Nelle mie discussioni quasi quotidiane in una chat in cui si parla di Cina, che include di studiosi di Cina, sino discendenti e altri, si dibatte molto sul fatto che i cinesi in Italia e la loro cinesità non siano necessariamente rappresentati dalla Cina, dalla Repubblica Popolare di Cina o dal PCC.
Questo è un punto molto caldo, anche nei social più frequentati da persone di origini cinesi, dove le discussioni spesso diventano scontri.
Perché esiste tutta questa polarizzazione sull’argomento?
Le ragioni sono tante e vanno sia dal concetto di cittadinanza in Cina, che segue quello che in Italia definiremmo lo ius sanguinis, un diritto di sangue per cui si è cinesi se si è nati da cinesi, rafforzato dal fatto che la RPC non riconosce la doppia cittadinanza.
Un altro fattore molto importante è sicuramente dato dalla grande crescita economica che ha caratterizzato la Cina dalle riforme economiche di Deng Xiaoping e che ha reso il paese di mezzo un riferimento ideale per i cinesi della diaspora.
Il ritorno in Cina è apparentemente più realizzabile rispetto ai periodi in cui i cinesi sono emigrati in Italia e i segni tangibili del progresso economico, le infrastrutture delle moderne città cinesi, il tenore di vita, che in varie aree del paese è paragonabile a quello di tanti paesi europei, inorgogliscono i cinesi che vivono all’estero.

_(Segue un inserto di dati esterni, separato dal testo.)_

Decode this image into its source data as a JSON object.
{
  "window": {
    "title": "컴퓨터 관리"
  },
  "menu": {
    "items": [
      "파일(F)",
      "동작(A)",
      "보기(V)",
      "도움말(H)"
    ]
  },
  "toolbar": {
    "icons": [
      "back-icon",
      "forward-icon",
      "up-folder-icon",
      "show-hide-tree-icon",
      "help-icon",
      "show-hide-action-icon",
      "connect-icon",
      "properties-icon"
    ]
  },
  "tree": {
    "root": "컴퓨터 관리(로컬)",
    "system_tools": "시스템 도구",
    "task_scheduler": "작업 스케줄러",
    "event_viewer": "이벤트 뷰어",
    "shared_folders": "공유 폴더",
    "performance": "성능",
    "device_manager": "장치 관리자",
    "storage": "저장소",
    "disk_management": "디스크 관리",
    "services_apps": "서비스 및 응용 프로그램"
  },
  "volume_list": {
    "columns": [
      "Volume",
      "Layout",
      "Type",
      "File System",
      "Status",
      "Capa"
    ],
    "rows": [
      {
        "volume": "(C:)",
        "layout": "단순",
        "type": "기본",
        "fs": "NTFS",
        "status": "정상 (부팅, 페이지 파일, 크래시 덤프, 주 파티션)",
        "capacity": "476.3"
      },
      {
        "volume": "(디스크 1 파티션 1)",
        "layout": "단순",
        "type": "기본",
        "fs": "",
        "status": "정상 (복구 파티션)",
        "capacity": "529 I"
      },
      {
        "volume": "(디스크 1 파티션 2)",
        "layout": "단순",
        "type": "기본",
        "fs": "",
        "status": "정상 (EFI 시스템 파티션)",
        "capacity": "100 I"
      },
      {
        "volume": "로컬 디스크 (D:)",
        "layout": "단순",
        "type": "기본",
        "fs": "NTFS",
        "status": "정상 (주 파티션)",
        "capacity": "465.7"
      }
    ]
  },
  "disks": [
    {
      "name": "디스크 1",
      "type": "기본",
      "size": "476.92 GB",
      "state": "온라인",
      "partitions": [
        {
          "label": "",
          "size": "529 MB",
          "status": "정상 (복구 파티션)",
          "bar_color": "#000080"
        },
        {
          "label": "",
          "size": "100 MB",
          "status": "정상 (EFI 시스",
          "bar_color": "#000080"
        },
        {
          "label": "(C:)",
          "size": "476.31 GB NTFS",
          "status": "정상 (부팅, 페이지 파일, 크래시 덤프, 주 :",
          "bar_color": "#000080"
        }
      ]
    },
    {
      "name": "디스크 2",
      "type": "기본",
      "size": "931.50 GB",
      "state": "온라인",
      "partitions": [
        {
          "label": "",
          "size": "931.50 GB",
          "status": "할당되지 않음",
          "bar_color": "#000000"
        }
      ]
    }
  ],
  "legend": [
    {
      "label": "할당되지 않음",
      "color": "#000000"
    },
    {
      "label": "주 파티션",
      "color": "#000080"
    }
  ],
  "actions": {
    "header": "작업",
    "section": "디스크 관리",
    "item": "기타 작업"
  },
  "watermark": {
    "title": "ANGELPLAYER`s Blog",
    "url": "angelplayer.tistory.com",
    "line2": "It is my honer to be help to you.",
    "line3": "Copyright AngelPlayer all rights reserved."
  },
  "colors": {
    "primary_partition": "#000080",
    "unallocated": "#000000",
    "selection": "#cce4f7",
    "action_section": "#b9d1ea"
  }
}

Che, sempre di più, hanno anche interessi economici in Cina o collegati con la Cina.
Se all’epoca del mio bisnonno, emigrato in Europa un centinaio di anni fa, il viaggio era di sola andata e il legame col paese d’origine era solo un ricordo che diventava più lontano col passare degli anni, l’attuale facilità dei viaggi ha reso via via più facile frequentare i luoghi delle proprie origini passate, ma anche di trovarci delle occasioni professionali, non solo andandoci a vivere, come è capitato a me per un certo periodo di tempo, ma anche facendo lavori che comportano uno stretto contatto con la Cina e il suo sistema economico.
Negli ultimi anni però ha preso sempre più forza in Occidente la visione di una Cina che è sempre più un competitor globale e questo si riflette anche sul linguaggio sulla stampa e anche sui cinesi che vivono all’estero.
Per cui è esperienza comune per tanti sino italiani di sentire critiche che non distinguono tra il paese e i suoi abitanti, nemmeno quelli che vivono all’estero.
E, quando si sente parlare di quelle parole chiave come diritti umani, Tibet, Xinjiang, Hong Kong eccetera, io personalmente ho la reazione dei gatti che percepiscono un pericolo, mi si accappona la pelle perché so che a questo seguirà, molto probabilmente, non una discussione su tali temi, ma un attacco strumentale alla Cina che si trasforma automaticamente in uno sui cinesi in Italia.
Una prova di questo l’abbiamo vissuta drammaticamente nel primo periodo del Covid in Cina, quando tutti i cinesi in Italia, non importa che viaggiassero o meno in Cina, erano individuati come potenziali untori.
Non dovrebbe essere così, perché nessun paese è perfetto, tantomeno la Cina, e una discussione pacata su tanti temi porterebbe un grande beneficio, ma è esperienza comune, di quelli che osservano con occhio attento la Cina, che questo non esiste nella maggior parte dei media.
E quindi diventa naturale, quando sui social di gruppi di cinesi in Italia si postano delle notizie che alcuni interpretano come negative sulla Cina, che qualcuno protesti dicendo che non si dovrebbero postare notizie di tal genere e che ci si accusi reciprocamente di essere persone a cui è stato effettuato il lavaggio del cervello, o dalla propaganda cinese o da quella occidentale e questo spazza via ogni tentativo di informare, dibattere e approfondire.
Purtroppo la risposta alla domanda del titolo è, spesso, negativa.
No, non esiste uno spazio per le sfumature, per le analisi fini, forse può esistere una fessura tra muri contrapposti ma è uno spazio molto piccolo.
E in questo ci si può liberare di quella autocensura di cui altri in questo blog hanno parlato.
Ma nel resto dei casi si esercita quella specie di responsabilità, diversa dalla autocensura, che ti porta a pesare ogni parola che dici per le conseguenze che queste possono avere sulla comunità più estesa.